I will then discuss our recent work identifying CHMP4C and ULK3 as key human proteins that regulate abscission to prevent the damage of unsegregated chromosomes by the cytokinetic machinery. Specifically, I will discuss the cascade of signalling events involving CHMP4C and ULK3 in abscission regulation, and how these regulatory events are likely to be involved in ovarian cancer. Lastly I will discuss our current work aimed to better understand the regulatory events that coordinate the membrane remodelling activity of the ESCRT machinery to ensure the sealing of the nuclear envelope during mitosis.

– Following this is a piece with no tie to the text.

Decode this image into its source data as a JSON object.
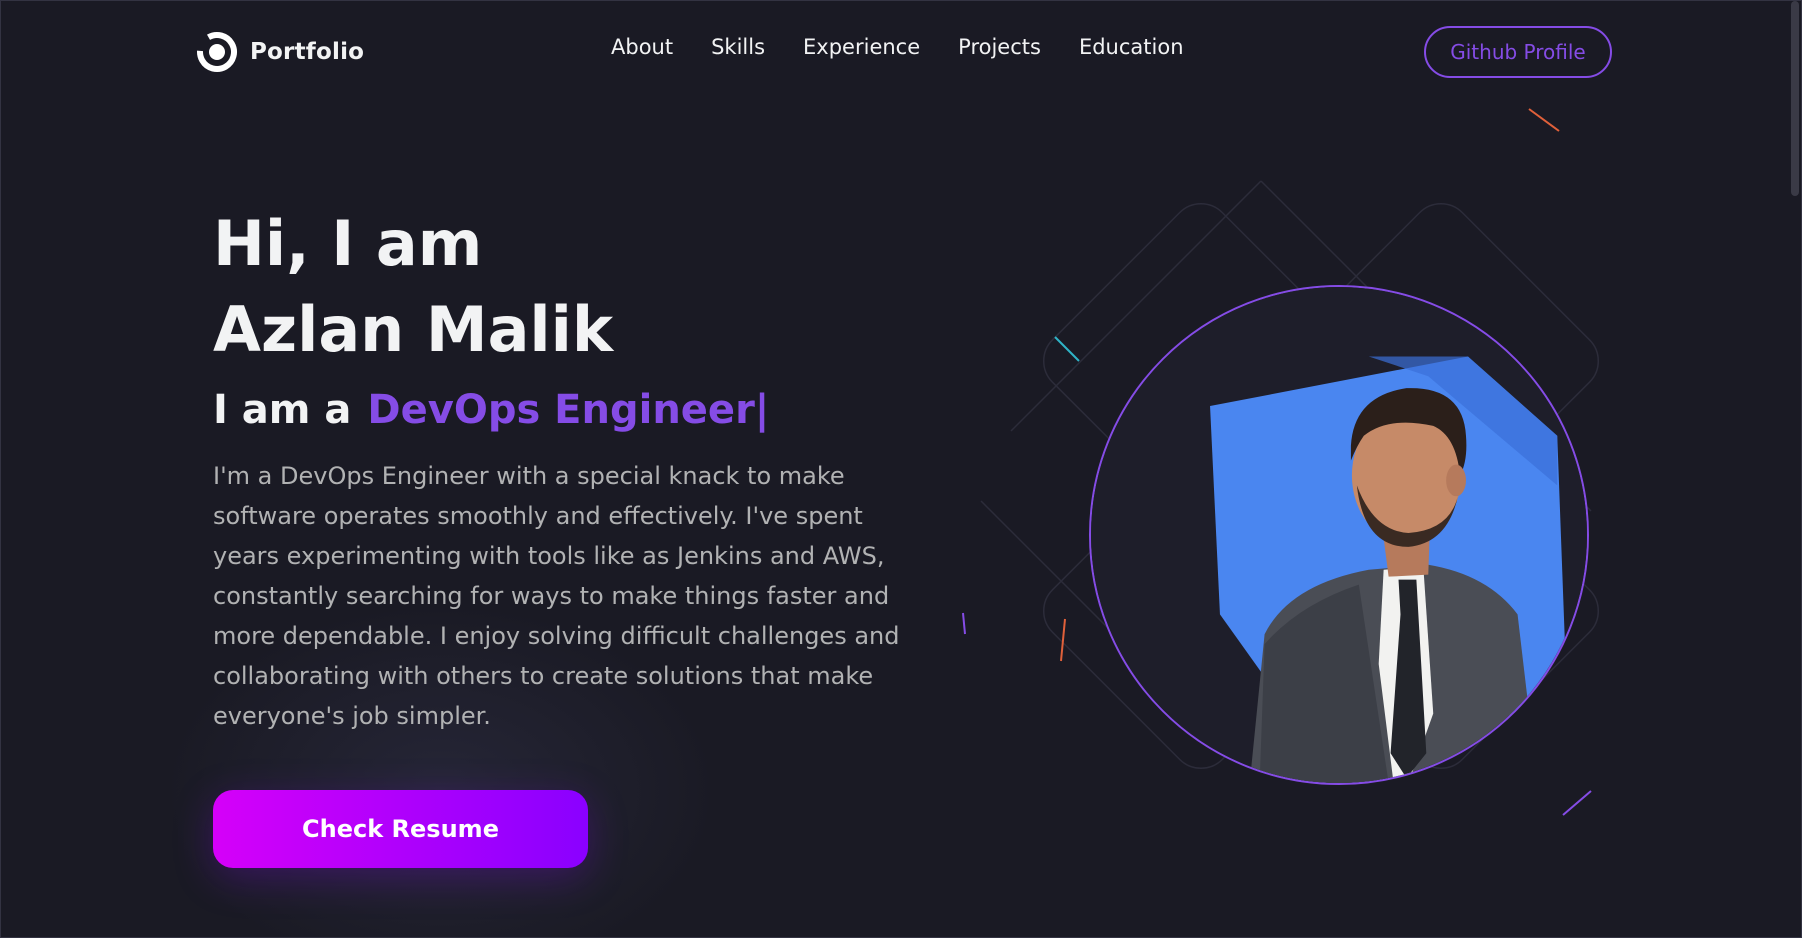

About the speaker: Professor Juan Martin-Serrano received his PhD from Universidad Autonoma de Madrid in 1999. He then moved to New York to join the laboratory of Paul Bieniasz at the Aaron Diamond AIDS Research Centre, Rockefeller University. During this period he made some of the pioneering observations that uncovered the mechanisms employed by enveloped viruses to promote particle assembly and release. Specifically, he showed that ESCRT-associated host factors including Tsg101 and HECT ubiquitin ligases are recruited by divergent enveloped viruses such as Human Immunodeficiency Virus-1 and Ebola Virus to promote their egress. This work also revealed the modular nature of the ESCRT machinery as a principle that paved the way to uncover novel functions of this pathway in cell biology.

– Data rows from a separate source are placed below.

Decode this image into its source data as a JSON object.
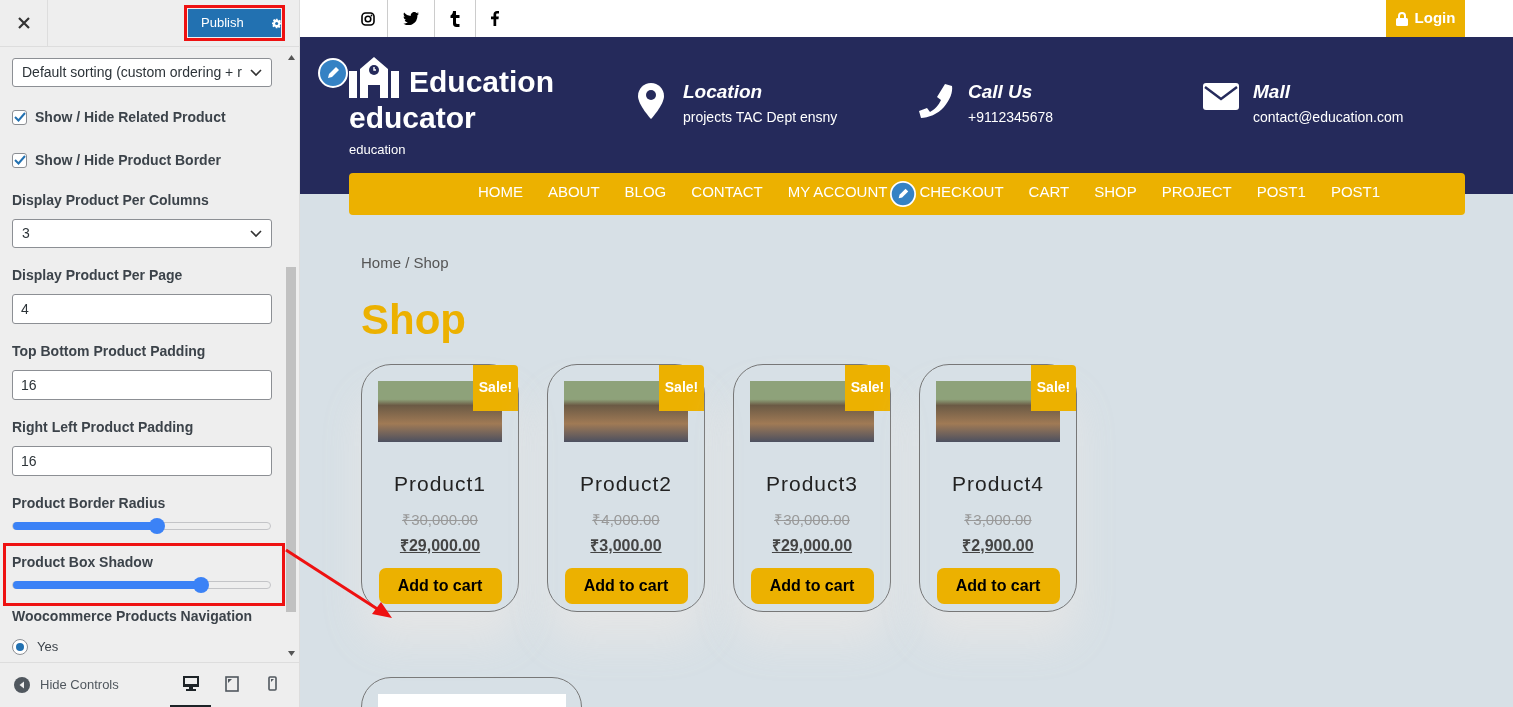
{
  "customizer": {
    "publish_label": "Publish",
    "publish_highlighted": true,
    "controls": [
      {
        "kind": "select",
        "value": "Default sorting (custom ordering + r"
      },
      {
        "kind": "checkbox",
        "label": "Show / Hide Related Product",
        "checked": true
      },
      {
        "kind": "checkbox",
        "label": "Show / Hide Product Border",
        "checked": true
      },
      {
        "kind": "select",
        "label": "Display Product Per Columns",
        "value": "3"
      },
      {
        "kind": "input",
        "label": "Display Product Per Page",
        "value": "4"
      },
      {
        "kind": "input",
        "label": "Top Bottom Product Padding",
        "value": "16"
      },
      {
        "kind": "input",
        "label": "Right Left Product Padding",
        "value": "16"
      },
      {
        "kind": "slider",
        "label": "Product Border Radius",
        "level": 0.56,
        "highlighted": false
      },
      {
        "kind": "slider",
        "label": "Product Box Shadow",
        "level": 0.73,
        "highlighted": true
      },
      {
        "kind": "radio",
        "label": "Woocommerce Products Navigation",
        "options": [
          {
            "label": "Yes",
            "selected": true
          }
        ]
      }
    ],
    "hide_controls": "Hide Controls",
    "devices": [
      {
        "kind": "desktop",
        "selected": true
      },
      {
        "kind": "tablet",
        "selected": false
      },
      {
        "kind": "mobile",
        "selected": false
      }
    ]
  },
  "site": {
    "login": "Login",
    "logo_title": "Education educator",
    "tagline": "education",
    "contacts": [
      {
        "kind": "location",
        "title": "Location",
        "value": "projects TAC Dept ensny"
      },
      {
        "kind": "phone",
        "title": "Call Us",
        "value": "+9112345678"
      },
      {
        "kind": "mail",
        "title": "Mall",
        "value": "contact@education.com"
      }
    ],
    "nav": [
      "HOME",
      "ABOUT",
      "BLOG",
      "CONTACT",
      "MY ACCOUNT",
      "CHECKOUT",
      "CART",
      "SHOP",
      "PROJECT",
      "POST1",
      "POST1"
    ],
    "breadcrumb": "Home / Shop",
    "heading": "Shop",
    "products": [
      {
        "badge": "Sale!",
        "name": "Product1",
        "old_price": "₹30,000.00",
        "price": "₹29,000.00",
        "button": "Add to cart"
      },
      {
        "badge": "Sale!",
        "name": "Product2",
        "old_price": "₹4,000.00",
        "price": "₹3,000.00",
        "button": "Add to cart"
      },
      {
        "badge": "Sale!",
        "name": "Product3",
        "old_price": "₹30,000.00",
        "price": "₹29,000.00",
        "button": "Add to cart"
      },
      {
        "badge": "Sale!",
        "name": "Product4",
        "old_price": "₹3,000.00",
        "price": "₹2,900.00",
        "button": "Add to cart"
      }
    ]
  }
}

Professor Martin-Serrano was recruited to the Infectious Diseases Department at KCL in 2004, where he became interested in the intersection between virology and cell biology, exploiting how these disciplines illuminate each other. His laboratory has identified novel cellular factors that provide functional specificity within the ESCRT pathway, such as ESCRT-associated proteins that are involved in ubiquitin binding (UBAP1) and hydrolysis (AMSH) in the context of endosomal sorting. Work from his group has also established the unforeseen role of the ESCRT machinery in the final separation of the daughter cells, thus contributing to our understanding of the basic principles underlying cell division. Further work in this area has uncovered mechanisms that coordinate the final events in human cell division with chromosome segregation. These monitoring mechanisms avoid catastrophic consequences for genome stability associated with aberrant cell division, suggesting potential links with human cancer. During this time at KCL Professor Martin-Serrano has been selected for the EMBO Young Investigator Programme, and he has been awarded the Lister Prize and the GlaxoSmithKline Award by the Biochemical Society.